Los venezolanos vivimos en un país en donde hay dos maldades que nos atormentan. Una de ellas podría terminar al vacunarnos. La otra maldad es la enorme tela de araña en donde los venezolanos tenemos más de veinte años atrapados.
- Maldad es ver a familias enteras de un país rico hurgando en la basura para poder comer.
- Maldad es cuando cientos de miles de venezolanos huyen de su país a pie, por mar o brincando el muro que separa a Estados Unidos de México.
- Maldad es cuando vemos los infames productos de las humillantes cajas CLAP.
- Maldad es cuando vemos lo que ocurrió en Lácteos Los Andes, mientras que el pueblo bebe una cosa desagradable y salada parecida a la leche.
- Maldad es cuando la isla de Margarita, antes una perla, la vemos convertida hoy en un lugar en donde hay miles de galpones cerrados y oxidados frente a un mar Caribe precioso.
- Maldad es expropiar una empresa como Conferry y en cuatro años, por desidia, hundir todos sus barcos.
- Maldad es cuando vemos las ruinas de lo que iba a ser un tren que cubriría la ruta de Maracay a Puerto Cabello.
- Maldad es la destrucción del centro de Valencia para construir un Metro que nunca se hizo.
- Maldad es montarnos en las ruinas del Metro de Caracas, el transporte subterráneo que llegó a ser el más bello de América Latina.
- Maldad es ver los escombros de lo que iba a ser el tren de Petare hasta Guarenas.
- Maldad es llevar a la ruina empresas otrora exitosas, como las de aluminio, hierro y acero.
- Maldad es tener las reservas más grandes de petróleo del mundo y no tener gasolina, gas ni gasoil.
- Maldad es cuando por desidia del Estado mueren niños en el Hospital J. M. de los Ríos.
- Maldad es saber que cientos de trabajadores del sector salud murieron por no haber sido vacunados a tiempo.
- Maldad es cuando nos damos cuenta de que Venezuela es el único país del mundo en donde no existen monedas ni billetes.
- Maldad es ver cómo han destruido todas las universidades públicas de Venezuela.

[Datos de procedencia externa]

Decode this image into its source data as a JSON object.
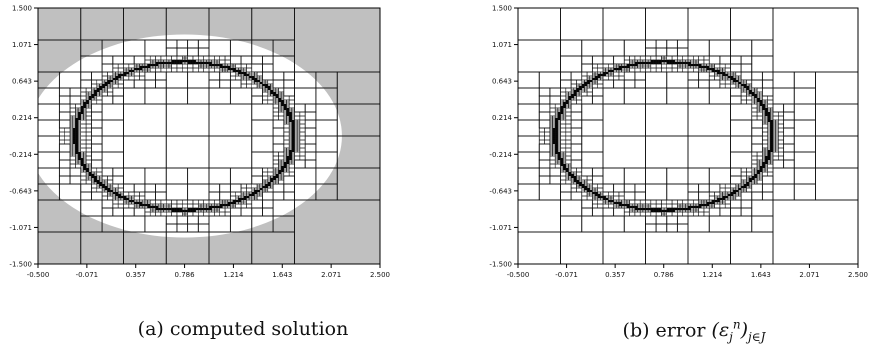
{
  "panels": [
    {
      "id": "a",
      "caption": "(a) computed solution",
      "background_fill": "#c0c0c0",
      "hole_fill": "#ffffff",
      "x_ticks": [
        "-0.500",
        "-0.071",
        "0.357",
        "0.786",
        "1.214",
        "1.643",
        "2.071",
        "2.500"
      ],
      "y_ticks": [
        "1.500",
        "1.071",
        "0.643",
        "0.214",
        "-0.214",
        "-0.643",
        "-1.071",
        "-1.500"
      ],
      "xlim": [
        -0.5,
        2.5
      ],
      "ylim": [
        -1.5,
        1.5
      ]
    },
    {
      "id": "b",
      "caption_label": "(b) error",
      "caption_math": "(ε",
      "caption_sub": "j",
      "caption_sup": "n",
      "caption_close": ")",
      "caption_index": "j∈J",
      "background_fill": "#ffffff",
      "hole_fill": "#ffffff",
      "x_ticks": [
        "-0.500",
        "-0.071",
        "0.357",
        "0.786",
        "1.214",
        "1.643",
        "2.071",
        "2.500"
      ],
      "y_ticks": [
        "1.500",
        "1.071",
        "0.643",
        "0.214",
        "-0.214",
        "-0.643",
        "-1.071",
        "-1.500"
      ],
      "xlim": [
        -0.5,
        2.5
      ],
      "ylim": [
        -1.5,
        1.5
      ]
    }
  ],
  "mesh": {
    "ring_center": [
      0.786,
      0.0
    ],
    "ring_radius_x": 0.96,
    "ring_radius_y": 0.87,
    "colors": {
      "line": "#111111",
      "ring": "#000000"
    }
  }
}
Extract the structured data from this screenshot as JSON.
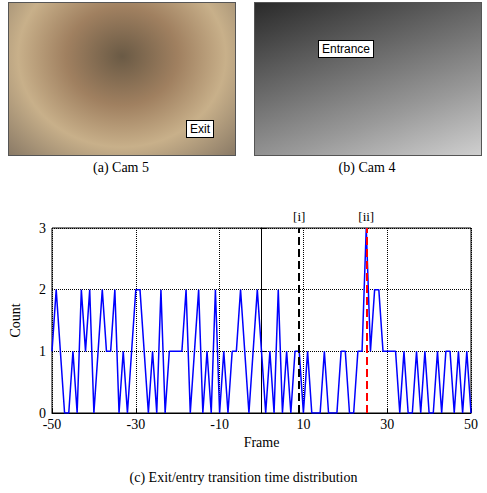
{
  "panels": [
    {
      "caption": "(a) Cam 5",
      "annotation": "Exit"
    },
    {
      "caption": "(b) Cam 4",
      "annotation": "Entrance"
    }
  ],
  "chart_data": {
    "type": "line",
    "title": "(c) Exit/entry transition time distribution",
    "x_label": "Frame",
    "y_label": "Count",
    "x": [
      -50,
      -49,
      -48,
      -47,
      -46,
      -45,
      -44,
      -43,
      -42,
      -41,
      -40,
      -39,
      -38,
      -37,
      -36,
      -35,
      -34,
      -33,
      -32,
      -31,
      -30,
      -29,
      -28,
      -27,
      -26,
      -25,
      -24,
      -23,
      -22,
      -21,
      -20,
      -19,
      -18,
      -17,
      -16,
      -15,
      -14,
      -13,
      -12,
      -11,
      -10,
      -9,
      -8,
      -7,
      -6,
      -5,
      -4,
      -3,
      -2,
      -1,
      0,
      1,
      2,
      3,
      4,
      5,
      6,
      7,
      8,
      9,
      10,
      11,
      12,
      13,
      14,
      15,
      16,
      17,
      18,
      19,
      20,
      21,
      22,
      23,
      24,
      25,
      26,
      27,
      28,
      29,
      30,
      31,
      32,
      33,
      34,
      35,
      36,
      37,
      38,
      39,
      40,
      41,
      42,
      43,
      44,
      45,
      46,
      47,
      48,
      49,
      50
    ],
    "values": [
      1,
      2,
      1,
      0,
      0,
      1,
      0,
      2,
      1,
      2,
      0,
      1,
      2,
      1,
      1,
      2,
      0,
      1,
      0,
      1,
      2,
      2,
      1,
      0,
      1,
      0,
      2,
      0,
      1,
      1,
      1,
      1,
      2,
      0,
      1,
      2,
      0,
      1,
      0,
      2,
      0,
      1,
      0,
      1,
      1,
      2,
      1,
      0,
      1,
      2,
      1,
      0,
      1,
      0,
      2,
      0,
      1,
      0,
      1,
      1,
      0,
      1,
      0,
      0,
      0,
      1,
      0,
      0,
      0,
      1,
      1,
      0,
      0,
      1,
      1,
      3,
      1,
      2,
      2,
      1,
      1,
      1,
      1,
      0,
      1,
      0,
      0,
      1,
      0,
      1,
      0,
      0,
      1,
      0,
      1,
      1,
      0,
      1,
      0,
      1,
      0
    ],
    "color": "#0000ff",
    "xlim": [
      -50,
      50
    ],
    "xticks": [
      -50,
      -30,
      -10,
      10,
      30,
      50
    ],
    "ylim": [
      0,
      3
    ],
    "yticks": [
      0,
      1,
      2,
      3
    ],
    "grid": true,
    "annotations": [
      {
        "x": 9,
        "text": "[i]",
        "color": "#000000",
        "line_style": "dashed"
      },
      {
        "x": 25,
        "text": "[ii]",
        "color": "#ff0000",
        "line_style": "dashed"
      }
    ]
  }
}
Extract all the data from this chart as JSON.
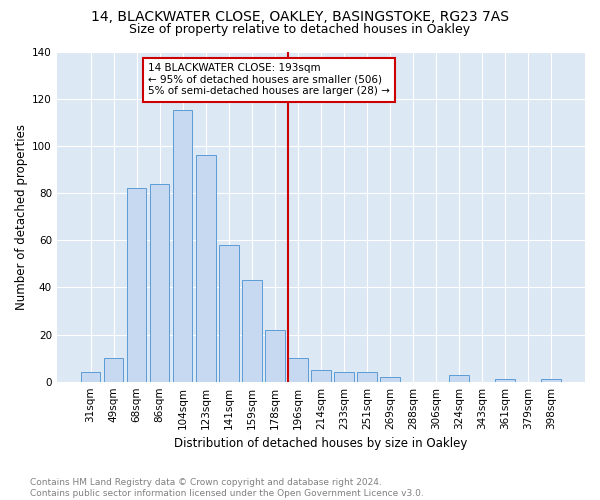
{
  "title1": "14, BLACKWATER CLOSE, OAKLEY, BASINGSTOKE, RG23 7AS",
  "title2": "Size of property relative to detached houses in Oakley",
  "xlabel": "Distribution of detached houses by size in Oakley",
  "ylabel": "Number of detached properties",
  "footer1": "Contains HM Land Registry data © Crown copyright and database right 2024.",
  "footer2": "Contains public sector information licensed under the Open Government Licence v3.0.",
  "annotation_line1": "14 BLACKWATER CLOSE: 193sqm",
  "annotation_line2": "← 95% of detached houses are smaller (506)",
  "annotation_line3": "5% of semi-detached houses are larger (28) →",
  "bar_labels": [
    "31sqm",
    "49sqm",
    "68sqm",
    "86sqm",
    "104sqm",
    "123sqm",
    "141sqm",
    "159sqm",
    "178sqm",
    "196sqm",
    "214sqm",
    "233sqm",
    "251sqm",
    "269sqm",
    "288sqm",
    "306sqm",
    "324sqm",
    "343sqm",
    "361sqm",
    "379sqm",
    "398sqm"
  ],
  "bar_values": [
    4,
    10,
    82,
    84,
    115,
    96,
    58,
    43,
    22,
    10,
    5,
    4,
    4,
    2,
    0,
    0,
    3,
    0,
    1,
    0,
    1
  ],
  "bar_color": "#c6d9f0",
  "bar_edge_color": "#5b9bd5",
  "background_color": "#dde8f5",
  "vline_color": "#cc0000",
  "annotation_box_color": "#cc0000",
  "ylim": [
    0,
    140
  ],
  "yticks": [
    0,
    20,
    40,
    60,
    80,
    100,
    120,
    140
  ],
  "vline_bar_index": 9,
  "title1_fontsize": 10,
  "title2_fontsize": 9,
  "xlabel_fontsize": 8.5,
  "ylabel_fontsize": 8.5,
  "annotation_fontsize": 7.5,
  "tick_fontsize": 7.5,
  "footer_fontsize": 6.5
}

- Maldad es vivir en un país en donde el sueldo mínimo no llega a 10 $ mensuales.
Y, en fin, maldad fue cuando un día, al ir a mi casa El Nacional en donde he vivido durante treinta años, en lugar de encontrar a mis colegas, amigos, libros, computadoras y café, veo a unos soldados armados impidiéndome el paso a pesar de explicarles que esa es mi casa.
—¡Esto ya no es El Nacional! –responde el soldado.
—Entonces, ¿qué es? –pregunto con rabia, asombro y tristeza.
—No estamos autorizados para responder a esa pregunta –dice mientras con fuerza aprieta su arma.
Esta vez la maldad llegó a mi hogar El Nacional. Por eso, un día, escribí un artículo titulado: “Todos perderemos todo”.